Despite this, cost problems are not going to go away and companies will still need a way to achieve cost savings in IT operations.
 
The answer to this problem will be IT automation. Automation technology will drive further optimisation and lower the cost of IT operations. In fact, automation technology not only drives significant cost savings, but also enables the better use of IT infrastructure and delivery of service.
 
Several factors are contributing to the coming age of IT automation, including cost reduction pressures and the need to align all business processes in a complex IT environment.
 
Cost Reduction

The first and most obvious reasons for IT automation are the opposing demands for cost reduction and improved service levels and capability. It is clear to everyone that this recession has forced IT professionals to squeeze every bit of extra cost out of their budgets, leaving them with a bare bones operating plan. At the same time, IT organisations continue to be asked to deliver more with less and to deliver business innovation with cost avoidance strategies. These pressures place severe time constraints on existing IT staff that are monopolised by manual tasks, leaving them little time to engage in strategic delivery of services and capability.

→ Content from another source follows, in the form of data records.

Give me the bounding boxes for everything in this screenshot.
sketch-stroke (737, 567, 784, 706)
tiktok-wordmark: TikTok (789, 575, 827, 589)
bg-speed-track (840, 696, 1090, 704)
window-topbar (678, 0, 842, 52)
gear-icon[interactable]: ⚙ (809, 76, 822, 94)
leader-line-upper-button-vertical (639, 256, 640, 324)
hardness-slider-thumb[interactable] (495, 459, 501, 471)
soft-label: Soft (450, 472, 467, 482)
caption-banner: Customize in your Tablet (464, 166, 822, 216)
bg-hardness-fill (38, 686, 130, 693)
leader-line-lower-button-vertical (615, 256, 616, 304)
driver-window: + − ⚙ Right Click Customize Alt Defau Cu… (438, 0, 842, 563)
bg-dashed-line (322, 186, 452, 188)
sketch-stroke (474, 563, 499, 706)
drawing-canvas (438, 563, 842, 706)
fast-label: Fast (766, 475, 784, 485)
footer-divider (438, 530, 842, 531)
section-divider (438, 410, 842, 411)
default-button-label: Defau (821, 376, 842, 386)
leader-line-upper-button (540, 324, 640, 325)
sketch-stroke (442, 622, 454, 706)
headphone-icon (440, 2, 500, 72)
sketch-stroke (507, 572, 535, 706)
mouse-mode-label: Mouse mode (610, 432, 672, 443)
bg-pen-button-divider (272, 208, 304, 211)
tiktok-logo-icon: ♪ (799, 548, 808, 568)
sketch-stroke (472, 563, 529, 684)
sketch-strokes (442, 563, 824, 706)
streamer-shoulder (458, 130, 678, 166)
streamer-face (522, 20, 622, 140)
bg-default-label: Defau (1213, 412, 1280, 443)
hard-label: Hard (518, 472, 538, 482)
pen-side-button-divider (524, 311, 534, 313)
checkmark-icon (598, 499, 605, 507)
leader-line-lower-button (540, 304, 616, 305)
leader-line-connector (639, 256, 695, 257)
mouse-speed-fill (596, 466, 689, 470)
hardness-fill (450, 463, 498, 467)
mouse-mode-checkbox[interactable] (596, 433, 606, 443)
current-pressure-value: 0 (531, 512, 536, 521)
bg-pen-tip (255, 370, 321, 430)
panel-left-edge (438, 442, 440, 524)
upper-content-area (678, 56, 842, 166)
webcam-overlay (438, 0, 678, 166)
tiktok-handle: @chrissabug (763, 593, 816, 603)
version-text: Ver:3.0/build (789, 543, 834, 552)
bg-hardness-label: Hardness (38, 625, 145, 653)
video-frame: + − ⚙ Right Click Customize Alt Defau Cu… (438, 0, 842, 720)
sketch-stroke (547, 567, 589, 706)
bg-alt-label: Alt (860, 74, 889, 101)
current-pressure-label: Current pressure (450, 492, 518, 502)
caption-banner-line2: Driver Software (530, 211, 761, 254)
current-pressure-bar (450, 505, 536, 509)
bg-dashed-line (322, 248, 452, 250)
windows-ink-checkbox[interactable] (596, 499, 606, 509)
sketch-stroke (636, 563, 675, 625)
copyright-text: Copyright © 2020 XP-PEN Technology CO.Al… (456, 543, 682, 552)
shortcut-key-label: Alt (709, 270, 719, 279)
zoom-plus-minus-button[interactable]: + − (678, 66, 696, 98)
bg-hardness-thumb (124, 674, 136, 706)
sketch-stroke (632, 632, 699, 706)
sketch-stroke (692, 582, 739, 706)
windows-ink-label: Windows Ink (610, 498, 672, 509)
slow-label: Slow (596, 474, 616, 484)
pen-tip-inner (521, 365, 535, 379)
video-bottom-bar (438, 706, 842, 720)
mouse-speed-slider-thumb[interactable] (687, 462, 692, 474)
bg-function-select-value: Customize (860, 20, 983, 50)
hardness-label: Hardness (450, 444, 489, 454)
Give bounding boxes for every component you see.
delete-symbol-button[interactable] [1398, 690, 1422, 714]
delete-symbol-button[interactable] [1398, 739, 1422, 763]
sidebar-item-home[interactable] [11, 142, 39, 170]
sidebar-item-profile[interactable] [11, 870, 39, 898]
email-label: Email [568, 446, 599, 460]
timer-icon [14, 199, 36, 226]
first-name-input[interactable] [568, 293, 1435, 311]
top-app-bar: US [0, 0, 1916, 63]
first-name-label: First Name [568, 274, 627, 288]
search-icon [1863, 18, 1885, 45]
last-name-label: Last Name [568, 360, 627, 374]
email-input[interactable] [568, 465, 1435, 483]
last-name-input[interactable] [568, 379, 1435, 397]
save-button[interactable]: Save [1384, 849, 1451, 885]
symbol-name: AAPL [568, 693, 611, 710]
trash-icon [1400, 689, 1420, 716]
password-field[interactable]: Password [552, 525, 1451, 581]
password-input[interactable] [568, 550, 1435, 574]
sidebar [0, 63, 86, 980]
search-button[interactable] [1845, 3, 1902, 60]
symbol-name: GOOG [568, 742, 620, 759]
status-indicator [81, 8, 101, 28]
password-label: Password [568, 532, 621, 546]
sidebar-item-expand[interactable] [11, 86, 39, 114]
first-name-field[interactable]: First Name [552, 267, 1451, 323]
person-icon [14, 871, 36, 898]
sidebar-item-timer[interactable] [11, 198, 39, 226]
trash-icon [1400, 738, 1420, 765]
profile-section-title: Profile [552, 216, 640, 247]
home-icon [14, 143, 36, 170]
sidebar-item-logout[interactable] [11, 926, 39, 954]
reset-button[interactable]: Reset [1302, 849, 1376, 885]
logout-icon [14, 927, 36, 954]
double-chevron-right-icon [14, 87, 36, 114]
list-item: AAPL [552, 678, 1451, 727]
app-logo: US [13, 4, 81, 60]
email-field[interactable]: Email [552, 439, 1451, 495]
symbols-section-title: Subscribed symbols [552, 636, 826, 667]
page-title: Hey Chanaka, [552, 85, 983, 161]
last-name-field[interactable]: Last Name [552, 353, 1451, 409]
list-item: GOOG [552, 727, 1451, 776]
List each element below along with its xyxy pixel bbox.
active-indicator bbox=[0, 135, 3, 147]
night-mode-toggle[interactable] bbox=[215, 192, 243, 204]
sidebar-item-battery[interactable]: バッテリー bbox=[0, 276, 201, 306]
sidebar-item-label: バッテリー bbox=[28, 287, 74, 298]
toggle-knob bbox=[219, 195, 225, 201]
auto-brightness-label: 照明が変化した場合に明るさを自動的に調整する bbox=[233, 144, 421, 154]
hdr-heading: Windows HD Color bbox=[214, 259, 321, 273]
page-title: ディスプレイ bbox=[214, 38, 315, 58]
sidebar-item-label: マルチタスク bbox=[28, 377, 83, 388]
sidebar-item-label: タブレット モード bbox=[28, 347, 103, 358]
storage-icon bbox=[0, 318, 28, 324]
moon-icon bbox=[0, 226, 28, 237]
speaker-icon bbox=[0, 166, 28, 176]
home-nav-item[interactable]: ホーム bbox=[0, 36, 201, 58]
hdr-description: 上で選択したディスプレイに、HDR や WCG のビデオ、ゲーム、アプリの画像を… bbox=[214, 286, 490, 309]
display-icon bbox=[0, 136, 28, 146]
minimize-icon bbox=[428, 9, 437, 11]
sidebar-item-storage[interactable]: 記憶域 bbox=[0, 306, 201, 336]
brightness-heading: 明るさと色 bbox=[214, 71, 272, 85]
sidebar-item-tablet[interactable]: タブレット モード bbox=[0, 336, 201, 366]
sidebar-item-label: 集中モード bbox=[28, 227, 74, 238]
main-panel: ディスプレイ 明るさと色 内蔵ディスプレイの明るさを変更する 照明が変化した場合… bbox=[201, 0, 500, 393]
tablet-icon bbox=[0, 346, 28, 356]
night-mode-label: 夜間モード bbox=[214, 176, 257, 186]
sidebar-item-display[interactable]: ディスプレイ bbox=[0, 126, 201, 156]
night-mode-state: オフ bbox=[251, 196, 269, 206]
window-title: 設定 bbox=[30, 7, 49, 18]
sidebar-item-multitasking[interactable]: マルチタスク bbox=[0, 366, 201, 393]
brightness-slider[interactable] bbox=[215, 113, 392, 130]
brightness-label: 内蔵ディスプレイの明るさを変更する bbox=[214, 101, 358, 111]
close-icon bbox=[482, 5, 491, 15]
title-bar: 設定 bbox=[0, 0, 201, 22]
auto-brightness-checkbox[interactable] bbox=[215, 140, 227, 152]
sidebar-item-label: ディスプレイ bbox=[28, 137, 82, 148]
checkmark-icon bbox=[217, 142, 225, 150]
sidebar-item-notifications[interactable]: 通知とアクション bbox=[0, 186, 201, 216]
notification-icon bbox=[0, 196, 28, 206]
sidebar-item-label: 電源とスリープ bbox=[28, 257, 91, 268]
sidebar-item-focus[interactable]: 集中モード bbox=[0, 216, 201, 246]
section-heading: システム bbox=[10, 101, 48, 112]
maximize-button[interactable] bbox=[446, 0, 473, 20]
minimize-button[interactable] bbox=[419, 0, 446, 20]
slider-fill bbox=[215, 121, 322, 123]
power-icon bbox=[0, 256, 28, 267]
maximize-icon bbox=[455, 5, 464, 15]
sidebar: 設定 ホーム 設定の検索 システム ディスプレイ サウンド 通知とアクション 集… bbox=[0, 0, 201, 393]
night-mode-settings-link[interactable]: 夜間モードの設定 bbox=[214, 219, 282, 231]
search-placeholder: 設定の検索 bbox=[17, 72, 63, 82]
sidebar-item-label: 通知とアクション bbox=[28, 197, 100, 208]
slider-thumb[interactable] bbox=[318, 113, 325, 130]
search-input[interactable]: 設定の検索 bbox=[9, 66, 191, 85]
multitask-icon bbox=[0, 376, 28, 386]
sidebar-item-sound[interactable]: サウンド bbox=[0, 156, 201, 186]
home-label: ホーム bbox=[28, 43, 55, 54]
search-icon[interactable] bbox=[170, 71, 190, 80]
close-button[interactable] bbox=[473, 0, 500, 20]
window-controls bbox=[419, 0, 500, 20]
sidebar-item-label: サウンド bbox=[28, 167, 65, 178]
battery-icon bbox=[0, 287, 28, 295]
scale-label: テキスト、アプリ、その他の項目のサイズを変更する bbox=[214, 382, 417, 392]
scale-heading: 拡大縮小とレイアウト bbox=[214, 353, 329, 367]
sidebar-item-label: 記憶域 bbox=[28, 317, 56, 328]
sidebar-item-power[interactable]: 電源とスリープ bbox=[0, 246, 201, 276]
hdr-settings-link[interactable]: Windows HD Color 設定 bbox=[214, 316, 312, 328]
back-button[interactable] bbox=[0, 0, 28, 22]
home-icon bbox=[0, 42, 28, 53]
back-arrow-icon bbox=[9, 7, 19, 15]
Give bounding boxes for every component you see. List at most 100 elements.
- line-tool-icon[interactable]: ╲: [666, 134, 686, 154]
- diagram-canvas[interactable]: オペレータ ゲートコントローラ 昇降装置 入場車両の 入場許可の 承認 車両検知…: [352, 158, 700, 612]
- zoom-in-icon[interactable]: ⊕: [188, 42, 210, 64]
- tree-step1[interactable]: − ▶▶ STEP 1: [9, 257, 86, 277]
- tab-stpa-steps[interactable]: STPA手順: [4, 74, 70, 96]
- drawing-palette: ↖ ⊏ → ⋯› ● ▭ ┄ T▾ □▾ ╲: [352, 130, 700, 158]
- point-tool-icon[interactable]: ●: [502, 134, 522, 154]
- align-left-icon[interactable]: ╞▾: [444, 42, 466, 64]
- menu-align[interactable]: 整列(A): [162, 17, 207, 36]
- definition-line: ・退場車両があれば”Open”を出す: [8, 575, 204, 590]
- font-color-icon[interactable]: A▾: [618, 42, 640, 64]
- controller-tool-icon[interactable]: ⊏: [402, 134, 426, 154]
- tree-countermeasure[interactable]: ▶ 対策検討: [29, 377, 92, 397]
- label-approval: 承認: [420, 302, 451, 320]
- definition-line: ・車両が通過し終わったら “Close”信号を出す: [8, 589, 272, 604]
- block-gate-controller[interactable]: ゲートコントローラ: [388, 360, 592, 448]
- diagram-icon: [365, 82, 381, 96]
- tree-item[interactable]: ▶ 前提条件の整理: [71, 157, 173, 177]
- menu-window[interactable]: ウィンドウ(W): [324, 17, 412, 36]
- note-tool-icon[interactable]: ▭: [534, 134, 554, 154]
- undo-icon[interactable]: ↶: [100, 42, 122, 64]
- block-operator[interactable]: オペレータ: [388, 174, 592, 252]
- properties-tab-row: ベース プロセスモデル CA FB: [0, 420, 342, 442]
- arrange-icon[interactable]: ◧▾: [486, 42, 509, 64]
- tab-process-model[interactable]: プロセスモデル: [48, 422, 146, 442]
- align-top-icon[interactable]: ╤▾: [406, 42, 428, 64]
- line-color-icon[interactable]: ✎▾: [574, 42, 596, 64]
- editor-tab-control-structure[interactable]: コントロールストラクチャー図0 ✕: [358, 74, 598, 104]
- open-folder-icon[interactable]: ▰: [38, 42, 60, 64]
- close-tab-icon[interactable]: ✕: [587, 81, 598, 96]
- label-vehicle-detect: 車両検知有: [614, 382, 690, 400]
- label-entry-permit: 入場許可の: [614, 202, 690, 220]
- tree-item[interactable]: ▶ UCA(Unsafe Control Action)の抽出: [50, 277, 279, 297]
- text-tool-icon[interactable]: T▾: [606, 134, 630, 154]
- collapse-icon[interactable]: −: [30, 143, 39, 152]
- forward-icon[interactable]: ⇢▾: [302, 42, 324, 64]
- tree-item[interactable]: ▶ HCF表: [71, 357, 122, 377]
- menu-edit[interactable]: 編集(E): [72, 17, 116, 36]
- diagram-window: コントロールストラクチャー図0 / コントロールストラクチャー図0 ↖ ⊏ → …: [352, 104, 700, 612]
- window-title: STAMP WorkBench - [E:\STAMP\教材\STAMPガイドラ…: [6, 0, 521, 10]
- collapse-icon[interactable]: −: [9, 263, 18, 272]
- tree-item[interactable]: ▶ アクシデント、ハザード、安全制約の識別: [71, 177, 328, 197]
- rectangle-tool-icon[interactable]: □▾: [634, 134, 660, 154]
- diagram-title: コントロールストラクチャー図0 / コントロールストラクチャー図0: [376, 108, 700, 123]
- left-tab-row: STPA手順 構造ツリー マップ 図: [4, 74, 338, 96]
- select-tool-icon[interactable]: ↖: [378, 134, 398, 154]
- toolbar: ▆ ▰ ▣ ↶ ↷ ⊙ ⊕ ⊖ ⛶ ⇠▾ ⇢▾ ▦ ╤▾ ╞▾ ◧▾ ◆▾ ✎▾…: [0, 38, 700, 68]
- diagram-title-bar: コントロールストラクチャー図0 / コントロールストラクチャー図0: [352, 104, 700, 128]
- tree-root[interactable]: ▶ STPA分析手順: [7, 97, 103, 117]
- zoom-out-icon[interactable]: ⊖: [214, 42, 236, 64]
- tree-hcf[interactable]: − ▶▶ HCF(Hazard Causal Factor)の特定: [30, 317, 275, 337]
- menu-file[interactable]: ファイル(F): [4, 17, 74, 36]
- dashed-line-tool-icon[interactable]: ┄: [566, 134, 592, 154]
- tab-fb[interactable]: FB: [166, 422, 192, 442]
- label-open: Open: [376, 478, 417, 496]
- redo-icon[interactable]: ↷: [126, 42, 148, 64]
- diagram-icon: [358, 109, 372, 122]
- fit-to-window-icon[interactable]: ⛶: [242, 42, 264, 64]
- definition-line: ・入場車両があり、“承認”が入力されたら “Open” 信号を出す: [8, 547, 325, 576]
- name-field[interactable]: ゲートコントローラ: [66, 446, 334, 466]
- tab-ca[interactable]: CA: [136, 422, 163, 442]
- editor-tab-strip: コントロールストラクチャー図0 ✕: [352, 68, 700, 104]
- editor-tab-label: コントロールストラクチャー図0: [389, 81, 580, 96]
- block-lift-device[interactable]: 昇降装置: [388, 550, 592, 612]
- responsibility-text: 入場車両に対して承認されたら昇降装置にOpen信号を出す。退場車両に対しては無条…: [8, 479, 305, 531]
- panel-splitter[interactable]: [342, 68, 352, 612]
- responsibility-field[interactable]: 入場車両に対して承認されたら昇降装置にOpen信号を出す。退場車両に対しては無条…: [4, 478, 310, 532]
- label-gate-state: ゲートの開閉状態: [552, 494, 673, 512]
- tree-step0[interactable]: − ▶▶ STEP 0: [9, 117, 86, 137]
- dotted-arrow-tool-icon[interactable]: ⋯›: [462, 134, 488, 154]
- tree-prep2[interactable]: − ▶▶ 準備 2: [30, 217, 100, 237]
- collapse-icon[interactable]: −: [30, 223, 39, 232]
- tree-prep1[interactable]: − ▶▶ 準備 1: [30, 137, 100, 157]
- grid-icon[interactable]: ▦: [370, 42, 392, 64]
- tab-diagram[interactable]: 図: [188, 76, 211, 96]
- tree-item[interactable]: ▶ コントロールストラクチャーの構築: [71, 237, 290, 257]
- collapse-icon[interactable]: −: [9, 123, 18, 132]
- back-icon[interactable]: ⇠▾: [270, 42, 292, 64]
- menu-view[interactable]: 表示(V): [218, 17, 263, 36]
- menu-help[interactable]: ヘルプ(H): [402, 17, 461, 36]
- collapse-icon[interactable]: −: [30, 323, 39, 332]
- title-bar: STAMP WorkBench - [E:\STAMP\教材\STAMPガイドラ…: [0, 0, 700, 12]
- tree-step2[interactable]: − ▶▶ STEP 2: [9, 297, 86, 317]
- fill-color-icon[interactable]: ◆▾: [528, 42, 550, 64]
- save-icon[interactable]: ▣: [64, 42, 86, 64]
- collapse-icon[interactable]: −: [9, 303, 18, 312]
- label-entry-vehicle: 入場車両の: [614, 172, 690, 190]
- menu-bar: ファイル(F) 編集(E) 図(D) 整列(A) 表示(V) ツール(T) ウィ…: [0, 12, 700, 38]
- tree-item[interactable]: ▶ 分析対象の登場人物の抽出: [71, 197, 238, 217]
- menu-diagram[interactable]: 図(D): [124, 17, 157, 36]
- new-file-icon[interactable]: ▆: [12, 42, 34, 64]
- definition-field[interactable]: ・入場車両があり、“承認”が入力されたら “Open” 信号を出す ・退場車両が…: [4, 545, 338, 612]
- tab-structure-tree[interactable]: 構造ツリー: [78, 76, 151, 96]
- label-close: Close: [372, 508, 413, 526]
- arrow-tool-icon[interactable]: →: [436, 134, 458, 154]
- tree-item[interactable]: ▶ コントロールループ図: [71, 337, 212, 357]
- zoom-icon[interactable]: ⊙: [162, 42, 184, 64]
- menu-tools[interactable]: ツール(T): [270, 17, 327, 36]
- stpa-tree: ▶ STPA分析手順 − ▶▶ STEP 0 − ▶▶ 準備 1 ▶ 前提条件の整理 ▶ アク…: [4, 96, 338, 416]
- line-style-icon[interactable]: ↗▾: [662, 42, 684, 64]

In a survey that UC4 conducted in April 2009, we found that an entire day out of the work week was dedicated solely to IT administrative tasks. That is a clear indication that we are wasting valuable staff cycles on well-defined, programmatic, repeatable tasks that could be handled by workload automation technology readily available today. According to a 2007 report by Enterprise Management Associates, without data center automation, the average company would have required eight additional staff, at a cost of £344,280. The survey also found that 77 percent of respondents reported that automation improved data center profitability.